Efforts to clear roads leading to the airport using bulldozers began at approximately 6:35 p.m. as the Arab League ministerial committee for Lebanon announced a six-point settlement among feuding parties.
The 7:00 p.m. arrival of an MEA aircraft from Larnaca, Cyprus, was the first commercial flight to arrive in Beirut since the onset of clashes between opposition and government supporters last week. MEA released a statement Thursday saying service from Dubai, Abu Dhabi, Jeddah, Amman, Cairo, and Larnaca will be resumed.
In an interview with the Lebanese Broadcasting Corporation, MEA chairman Mohammad Hout said the week-long shutdown caused more than financial damage, adding that "there was a material and motivational setback that we, with the help of all Lebanese, hope to recover from soon."
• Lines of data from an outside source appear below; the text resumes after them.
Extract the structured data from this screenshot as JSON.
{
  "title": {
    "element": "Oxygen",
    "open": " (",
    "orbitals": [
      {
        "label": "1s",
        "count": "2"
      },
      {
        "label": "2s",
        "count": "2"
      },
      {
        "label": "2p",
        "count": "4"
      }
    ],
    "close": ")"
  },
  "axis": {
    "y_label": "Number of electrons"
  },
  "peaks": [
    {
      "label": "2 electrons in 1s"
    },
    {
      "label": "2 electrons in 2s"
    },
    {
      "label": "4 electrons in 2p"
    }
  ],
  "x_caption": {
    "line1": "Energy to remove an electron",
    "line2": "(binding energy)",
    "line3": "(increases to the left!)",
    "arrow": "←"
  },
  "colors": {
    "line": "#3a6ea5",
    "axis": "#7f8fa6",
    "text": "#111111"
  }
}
"In any case," Hout added, "since roads are being cleared, it appears that citizens traveling to and from the airport will not be inconvenienced."
Hout told The Daily Star in a telephone interview that "resumption of normal activity should begin at [Rafik Hariri International Airport] at midnight [Thursday]."
The reopening of the main highway leading to the airport comes as part of a broader opposition pledge, in adherence with the outlined agreement, to move toward the status quo that existed on the ground before the eruption of violence last Wednesday.
Hizbullah's deputy secretary general, Sheikh Naim Qassem, had announced earlier in the day that "the Cabinet's reversal of the two decisions is a natural step to return things to the way they were before [the fighting]."
In addition to Lebanon's gateway to the skies, the Port of Beirut, which had also been shut down as a result of the fighting this past week, will resume normal functioning as of Friday morning.
Although most land routes in and around the capital were opened by the opposition in the wake of the much-publicized Arab League settlement, several key roads leading to the center of Beirut remained blocked as of late Thursday evening.
In the Bekaa Valley, a Daily Star correspondent reported Thursday that the removal of pro-government roadblocks set up at the Masnaa border crossing, the main passage between Lebanon and Syria, got under way soon after the opposition's move to open airport access roads had been confirmed.
With several Leabnese leaders heading to Qatar on Friday in an attempt to hammer out a resolution to the prolonged political stalemate, vital trade and transportation routes throughout the country apparently are expected to be reopened.